Habib-i Ekrem Efendimiz ümmetini nasıl karşılayacağını da hadis-i şeriflerinde belirtmiştir:

Bir kabir ziyaretinde Rasûlallah Efendimiz kabirde bulunanlara “Esselâmü aleyküm ey mü’minler diyarının sakinleri, inşallah bir gün biz de size katılacağız.” diye selam verdikten sonra “Kardeşlerimle görüşmeyi çok arzu ediyorum.” buyurmuştur. Sahabîler “Bizler kardeşlerin değil miyiz ya Rasûlallah?” deyince, Efendimiz “Siz ashabımsınız. Kardeşlerim sizden sonra gelecek olanlardır.” buyurdu. Ashab bu sefer “Görmediğin halde onları nasıl tanıyacaksın?” diye sorunca Peygamber Efendimiz şöyle cevap verdi: “Bir adamın siyah atlar arasında alnı ve ayakları beyaz bir atı olsa onu hemen nasıl tanırsa ben de onları abdest azalarının nur gibi parlaklığı sayesinde tanıyacağım. Ben oraya önceden gidip kendilerini Kevser Havuzu’nun başında bekleye­ceğim.”[6]
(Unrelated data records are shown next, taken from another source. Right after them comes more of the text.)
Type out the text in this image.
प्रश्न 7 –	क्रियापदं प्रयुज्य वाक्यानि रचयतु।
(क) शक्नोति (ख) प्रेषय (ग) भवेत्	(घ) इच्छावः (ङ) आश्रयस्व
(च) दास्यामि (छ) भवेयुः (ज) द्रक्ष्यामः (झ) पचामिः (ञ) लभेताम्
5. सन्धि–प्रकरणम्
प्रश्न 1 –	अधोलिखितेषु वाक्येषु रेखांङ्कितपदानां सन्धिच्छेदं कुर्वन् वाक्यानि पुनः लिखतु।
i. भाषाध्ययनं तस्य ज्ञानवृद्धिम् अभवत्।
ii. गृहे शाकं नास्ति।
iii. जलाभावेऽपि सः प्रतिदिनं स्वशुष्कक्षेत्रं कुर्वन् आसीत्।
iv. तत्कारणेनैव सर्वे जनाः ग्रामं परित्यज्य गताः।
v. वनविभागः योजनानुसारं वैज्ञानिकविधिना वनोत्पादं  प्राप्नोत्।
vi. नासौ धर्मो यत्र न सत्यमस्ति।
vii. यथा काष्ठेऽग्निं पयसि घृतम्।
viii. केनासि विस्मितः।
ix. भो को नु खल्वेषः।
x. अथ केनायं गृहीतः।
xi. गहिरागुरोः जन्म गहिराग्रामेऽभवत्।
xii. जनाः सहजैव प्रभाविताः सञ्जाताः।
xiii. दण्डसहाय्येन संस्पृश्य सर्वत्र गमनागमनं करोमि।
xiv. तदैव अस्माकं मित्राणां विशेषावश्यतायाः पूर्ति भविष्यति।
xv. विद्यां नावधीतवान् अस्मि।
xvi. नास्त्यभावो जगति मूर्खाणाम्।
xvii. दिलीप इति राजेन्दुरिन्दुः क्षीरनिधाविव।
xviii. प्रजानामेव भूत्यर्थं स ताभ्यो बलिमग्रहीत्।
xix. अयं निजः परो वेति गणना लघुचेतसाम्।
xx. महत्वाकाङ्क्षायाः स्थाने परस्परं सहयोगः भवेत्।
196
Ümmetine karşı çok düşkün olan Peygamber Efendimizin, ümmeti için ne kadar çok gayret ettiğini görüyoruz. Kur’an’ı en güzel şekli ile hem tebliğ etmiş hem yaşamış, bizlere cennete giden yolları göstermiş ve bunlarla da yetinmeyip cennette öncü olacağı müjdesini vermiştir. Fahri Kâinat Efendimizin, ümmetinden tek bir ferdin dışarıda kalmasına gönlü razı olmamıştır. Bu doğrultuda her peygambere verilen özel bir dua hakkını da yine ümmeti için değerlendirmek istemiştir. Ebû Hureyre T ve Enes b. Malik’in T haber verdiğine göre Efendimiz şöyle buyurmuştur:

“Her peygamberin hususî bir duası vardır ki, her bir peygamber duasını etmiş ve duası kabul edilmiştir. Ben ise, duamı kıyamet gününde ümmetim için erteledim, şefaat etmeye ayırdım.”[7]


* Dr. Öğr. Üyesi, FSMVÜ İslami İlimler Fakültesi.

[1] Tirmizi, Cenâiz 65.

[2] Tirmizî, Cenâiz, 36.

[3] Ali el-Kârî, Mirkâtü’l-Mefâtîh, IV, 191.

[4] Nevevî, el-Ezkâr, s. 152.

[5] Müslim, Fezâil 24.

[6] Müslim, Tahâret 39.

[7] Buhârî, Deavat 1; Müslim, İman 340.